Liputan6.com, Jakarta Gejala yang mirip pada sebagian orang yang terpapar Omicron membuat banyak orang berpikir bahwa infeksi varian tersebut sama dengan flu. Faktanya tidak. COVID-19 tidak sama dengan flu seperti disampaikan epidemiolog yang juga peneliti Global Health Security dan Pandemi pada Center for Environment and Population Health di Griffith University, Australia, Dicky Budiman.

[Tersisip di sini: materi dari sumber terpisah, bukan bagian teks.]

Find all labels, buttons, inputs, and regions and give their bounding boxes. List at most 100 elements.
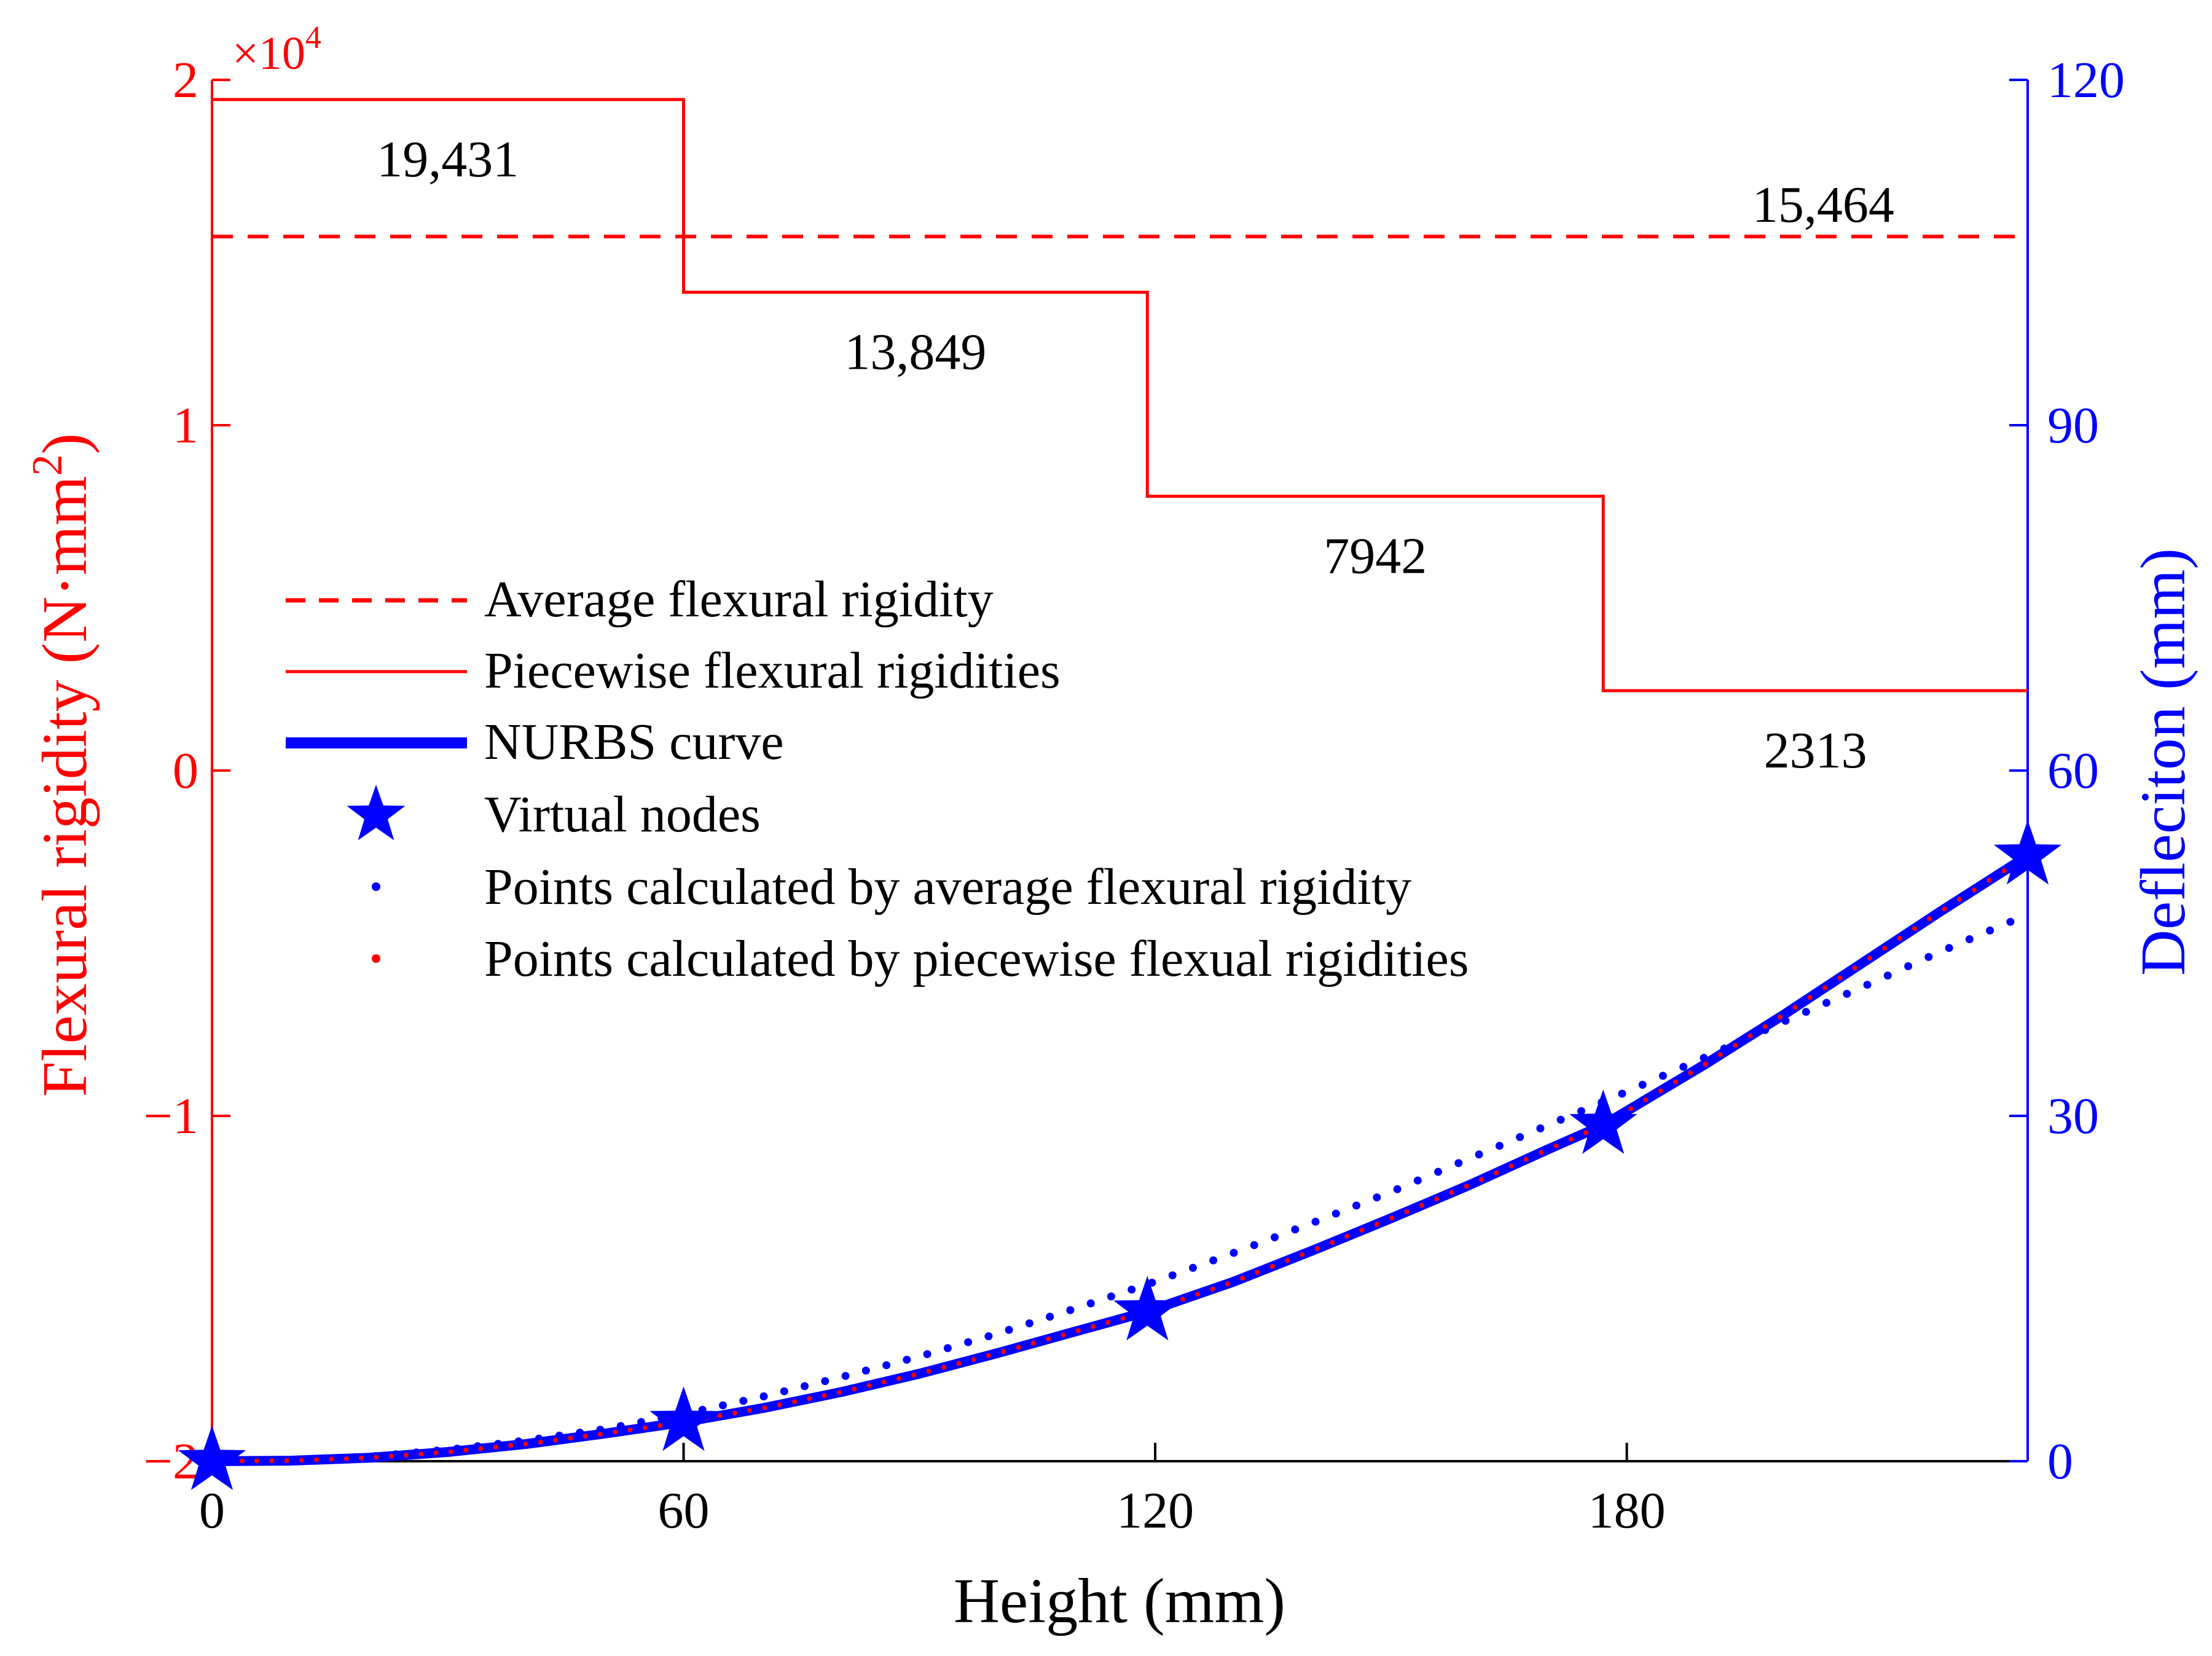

"Pesan penting, bahwa COVID-19 tidak sama dengan flu, dan tidak akan pernah sama dengan flu," tegas Dicky.

Dicky menerangkan bahwa dampak atau keparahan seseorang terkena flu dan COVID-19 bisa berbeda. Efek jangka pendek, menengah dan panjang antara COVID-19 dengan flu, itu berbeda.

"Tidak ada Long Flu pada pasien flu, tapi ada Long COVID pada pasien COVID-19. Lalu, bicara efek janga pendek dan menengah COVID-19 bisa membuat seseorang diamputasi tapi flu enggak," katanya lewat pesan suara ke Health-Liputan6.com pada Jumat (4/2/2022).

Lalu, COVID-19 juga bisa membuat seseorang alami stroke, kerja jantung terganggu dan ginjal rusak. Sementara, flu tidak berdampak seperti itu.

COVID-19 tidak sama flu sudah dipahami oleh masyarakat Denmark. Menurut Dicky, ini jadi salah satu modal bagi negara tersebut dalam melonggarkan kegiatan sosial yang ada di sana.

Selain modal pemahaman masyarakat yang sudah baik akan COVID-19, Denmark juga punya modal lain seperti vaksinasi booster yang sudah 61 persen pada target penduduk yang dituju. Ini jadi modal yang baik karena bisa meningkatkan imunitas terhadap serangan infeksi COVID-19 di sana.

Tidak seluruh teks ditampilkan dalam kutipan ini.